其次需要一个词汇表,将字符转换为可以输入的数字

class Vocabulary(object):
    """Class to process text and extract vocabulary for mapping"""

    def __init__(self, token_to_idx=None, add_unk=True, unk_token="<UNK>"):
        """
        Args:
            token_to_idx (dict): a pre-existing map of tokens to indices
            add_unk (bool): a flag that indicates whether to add the UNK token
            unk_token (str): the UNK token to add into the Vocabulary
        """

        if token_to_idx is None:
            token_to_idx = {}
        self._token_to_idx = token_to_idx

        self._idx_to_token = {idx: token 
                              for token, idx in self._token_to_idx.items()}
        
        self._add_unk = add_unk
        self._unk_token = unk_token
        
        self.unk_index = -1
        if add_unk:
            self.unk_index = self.add_token(unk_token) 
        
        
    def to_serializable(self):
        """ returns a dictionary that can be serialized """
        return {'token_to_idx': self._token_to_idx, 
                'add_unk': self._add_unk, 
                'unk_token': self._unk_token}

    @classmethod
    def from_serializable(cls, contents):
        """ instantiates the Vocabulary from a serialized dictionary """
        return cls(**contents)

    def add_token(self, token):
        """Update mapping dicts based on the token.

        Args:
            token (str): the item to add into the Vocabulary
        Returns:
            index (int): the integer corresponding to the token
        """
        try:
            index = self._token_to_idx[token]
        except KeyError:
            index = len(self._token_to_idx)
            self._token_to_idx[token] = index
            self._idx_to_token[index] = token
        return index
    
    def add_many(self, tokens):
        """Add a list of tokens into the Vocabulary
        
        Args:
            tokens (list): a list of string tokens
        Returns:
            indices (list): a list of indices corresponding to the tokens
        """
        return [self.add_token(token) for token in tokens]

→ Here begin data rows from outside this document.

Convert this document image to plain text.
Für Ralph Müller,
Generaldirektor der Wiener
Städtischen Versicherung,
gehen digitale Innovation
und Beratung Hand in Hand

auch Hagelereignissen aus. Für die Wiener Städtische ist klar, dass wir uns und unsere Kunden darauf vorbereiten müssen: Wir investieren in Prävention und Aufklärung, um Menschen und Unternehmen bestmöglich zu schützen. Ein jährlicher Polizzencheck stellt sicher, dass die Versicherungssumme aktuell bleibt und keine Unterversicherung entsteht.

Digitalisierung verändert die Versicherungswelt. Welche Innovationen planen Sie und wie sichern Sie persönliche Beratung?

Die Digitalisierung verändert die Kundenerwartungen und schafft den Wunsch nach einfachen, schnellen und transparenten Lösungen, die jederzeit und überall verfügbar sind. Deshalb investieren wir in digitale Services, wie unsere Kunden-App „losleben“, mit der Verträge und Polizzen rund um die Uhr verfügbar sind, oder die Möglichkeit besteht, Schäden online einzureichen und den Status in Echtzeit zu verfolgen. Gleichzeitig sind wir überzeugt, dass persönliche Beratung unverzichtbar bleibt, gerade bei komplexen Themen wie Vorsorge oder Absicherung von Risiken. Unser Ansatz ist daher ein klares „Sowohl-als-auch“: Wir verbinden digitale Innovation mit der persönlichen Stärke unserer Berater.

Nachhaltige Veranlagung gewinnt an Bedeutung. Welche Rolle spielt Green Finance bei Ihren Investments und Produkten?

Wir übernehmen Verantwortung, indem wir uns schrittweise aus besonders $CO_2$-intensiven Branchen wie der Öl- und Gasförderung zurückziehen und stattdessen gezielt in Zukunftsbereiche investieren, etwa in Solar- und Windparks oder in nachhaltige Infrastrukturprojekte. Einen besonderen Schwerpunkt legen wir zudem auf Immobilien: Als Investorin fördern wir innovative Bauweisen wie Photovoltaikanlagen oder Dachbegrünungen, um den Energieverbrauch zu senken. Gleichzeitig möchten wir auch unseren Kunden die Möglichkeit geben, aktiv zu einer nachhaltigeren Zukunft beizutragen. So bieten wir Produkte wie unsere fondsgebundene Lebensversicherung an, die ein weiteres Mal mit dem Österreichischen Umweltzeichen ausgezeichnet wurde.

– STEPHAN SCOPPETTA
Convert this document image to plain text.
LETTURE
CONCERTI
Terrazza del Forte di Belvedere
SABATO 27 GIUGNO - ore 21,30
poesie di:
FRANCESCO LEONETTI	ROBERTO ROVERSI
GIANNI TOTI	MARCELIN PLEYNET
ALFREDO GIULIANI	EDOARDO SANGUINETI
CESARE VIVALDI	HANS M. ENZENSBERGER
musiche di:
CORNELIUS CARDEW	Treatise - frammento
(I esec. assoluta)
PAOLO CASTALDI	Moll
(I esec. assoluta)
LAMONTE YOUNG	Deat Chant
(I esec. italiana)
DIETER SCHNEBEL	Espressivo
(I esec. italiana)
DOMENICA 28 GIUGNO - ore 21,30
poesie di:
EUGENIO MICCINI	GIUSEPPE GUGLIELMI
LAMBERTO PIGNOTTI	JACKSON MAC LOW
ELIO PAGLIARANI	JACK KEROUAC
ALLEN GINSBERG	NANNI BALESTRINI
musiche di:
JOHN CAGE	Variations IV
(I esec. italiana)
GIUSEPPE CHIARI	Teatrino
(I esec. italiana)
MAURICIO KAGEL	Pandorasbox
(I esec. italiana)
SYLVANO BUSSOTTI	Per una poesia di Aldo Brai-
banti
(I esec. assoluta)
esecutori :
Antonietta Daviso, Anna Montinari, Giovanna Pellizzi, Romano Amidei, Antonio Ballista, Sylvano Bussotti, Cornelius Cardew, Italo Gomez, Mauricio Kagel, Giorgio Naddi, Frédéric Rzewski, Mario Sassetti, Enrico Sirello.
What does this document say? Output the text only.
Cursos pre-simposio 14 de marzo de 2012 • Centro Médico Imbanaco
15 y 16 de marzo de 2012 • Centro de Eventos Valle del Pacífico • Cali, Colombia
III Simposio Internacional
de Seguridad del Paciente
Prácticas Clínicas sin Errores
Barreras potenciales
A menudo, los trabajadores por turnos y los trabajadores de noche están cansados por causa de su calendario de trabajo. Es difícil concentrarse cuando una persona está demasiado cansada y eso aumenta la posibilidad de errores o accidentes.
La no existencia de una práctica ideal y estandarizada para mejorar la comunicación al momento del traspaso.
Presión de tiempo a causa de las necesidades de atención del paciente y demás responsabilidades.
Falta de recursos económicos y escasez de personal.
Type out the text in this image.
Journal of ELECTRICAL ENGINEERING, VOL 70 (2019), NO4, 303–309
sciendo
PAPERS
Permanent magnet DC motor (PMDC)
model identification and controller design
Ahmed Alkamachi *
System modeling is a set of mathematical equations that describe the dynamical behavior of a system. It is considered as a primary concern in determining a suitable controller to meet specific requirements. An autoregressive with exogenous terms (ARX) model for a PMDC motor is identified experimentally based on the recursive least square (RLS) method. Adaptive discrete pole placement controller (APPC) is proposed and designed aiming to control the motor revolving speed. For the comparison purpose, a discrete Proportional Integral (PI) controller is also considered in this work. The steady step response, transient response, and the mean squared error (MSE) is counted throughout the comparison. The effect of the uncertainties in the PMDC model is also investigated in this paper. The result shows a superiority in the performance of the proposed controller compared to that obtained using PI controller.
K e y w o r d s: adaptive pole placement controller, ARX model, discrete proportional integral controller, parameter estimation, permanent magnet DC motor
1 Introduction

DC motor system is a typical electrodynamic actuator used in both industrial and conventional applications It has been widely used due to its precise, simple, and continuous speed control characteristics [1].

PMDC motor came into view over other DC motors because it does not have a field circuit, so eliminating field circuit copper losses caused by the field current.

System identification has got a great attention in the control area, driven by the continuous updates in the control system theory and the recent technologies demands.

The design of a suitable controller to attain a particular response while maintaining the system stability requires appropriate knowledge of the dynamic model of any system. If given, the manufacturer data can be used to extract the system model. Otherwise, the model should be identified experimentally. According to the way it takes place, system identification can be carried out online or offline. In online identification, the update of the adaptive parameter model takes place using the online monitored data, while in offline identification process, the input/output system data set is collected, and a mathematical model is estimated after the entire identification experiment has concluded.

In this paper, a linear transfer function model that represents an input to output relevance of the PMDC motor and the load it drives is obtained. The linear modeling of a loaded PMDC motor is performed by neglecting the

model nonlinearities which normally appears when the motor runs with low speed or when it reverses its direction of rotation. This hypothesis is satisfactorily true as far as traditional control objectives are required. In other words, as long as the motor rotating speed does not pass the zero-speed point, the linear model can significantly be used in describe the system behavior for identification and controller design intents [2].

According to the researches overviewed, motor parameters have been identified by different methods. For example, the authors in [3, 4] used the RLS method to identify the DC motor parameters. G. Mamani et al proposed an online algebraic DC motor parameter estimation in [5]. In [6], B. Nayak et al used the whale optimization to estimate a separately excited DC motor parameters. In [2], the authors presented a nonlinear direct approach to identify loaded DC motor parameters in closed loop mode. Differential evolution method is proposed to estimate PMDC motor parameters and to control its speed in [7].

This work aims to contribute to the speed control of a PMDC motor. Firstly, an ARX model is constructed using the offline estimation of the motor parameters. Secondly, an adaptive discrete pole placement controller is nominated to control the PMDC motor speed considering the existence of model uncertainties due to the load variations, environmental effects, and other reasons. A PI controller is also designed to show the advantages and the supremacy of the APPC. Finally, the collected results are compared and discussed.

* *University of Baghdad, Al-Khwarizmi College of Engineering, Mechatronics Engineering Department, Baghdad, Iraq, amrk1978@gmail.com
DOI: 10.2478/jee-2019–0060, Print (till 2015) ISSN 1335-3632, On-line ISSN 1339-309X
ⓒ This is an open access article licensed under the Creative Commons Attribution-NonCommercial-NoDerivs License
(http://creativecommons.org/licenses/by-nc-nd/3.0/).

    def lookup_token(self, token):
        """Retrieve the index associated with the token 
          or the UNK index if token isn't present.
        
        Args:
            token (str): the token to look up 
        Returns:
            index (int): the index corresponding to the token
        Notes:
            `unk_index` needs to be >=0 (having been added into the Vocabulary) 
              for the UNK functionality 
        """
        if self.unk_index >= 0:
            return self._token_to_idx.get(token, self.unk_index)
        else:
            return self._token_to_idx[token]

    def lookup_index(self, index):
        """Return the token associated with the index
        
        Args: 
            index (int): the index to look up
        Returns:
            token (str): the token corresponding to the index
        Raises:
            KeyError: if the index is not in the Vocabulary
        """
        if index not in self._idx_to_token:
            raise KeyError("the index (%d) is not in the Vocabulary" % index)
        return self._idx_to_token[index]

    def __str__(self):
        return "<Vocabulary(size=%d)>" % len(self)

    def __len__(self):
        return len(self._token_to_idx)

还需要向量化工具,使每个字符对应的数字转化为对应的数字向量

class SurnameVectorizer(object):
    """ The Vectorizer which coordinates the Vocabularies and puts them to use"""
    def __init__(self, surname_vocab, nationality_vocab):
        self.surname_vocab = surname_vocab
        self.nationality_vocab = nationality_vocab

    def vectorize(self, surname):
        """Vectorize the provided surname

        Args:
            surname (str): the surname
        Returns:
            one_hot (np.ndarray): a collapsed one-hot encoding
        """
        vocab = self.surname_vocab
        one_hot = np.zeros(len(vocab), dtype=np.float32)
        for token in surname:
            one_hot[vocab.lookup_token(token)] = 1
        return one_hot

    @classmethod
    def from_dataframe(cls, surname_df):
        """Instantiate the vectorizer from the dataset dataframe

        Args:
            surname_df (pandas.DataFrame): the surnames dataset
        Returns:
            an instance of the SurnameVectorizer
        """
        surname_vocab = Vocabulary(unk_token="@")
        nationality_vocab = Vocabulary(add_unk=False)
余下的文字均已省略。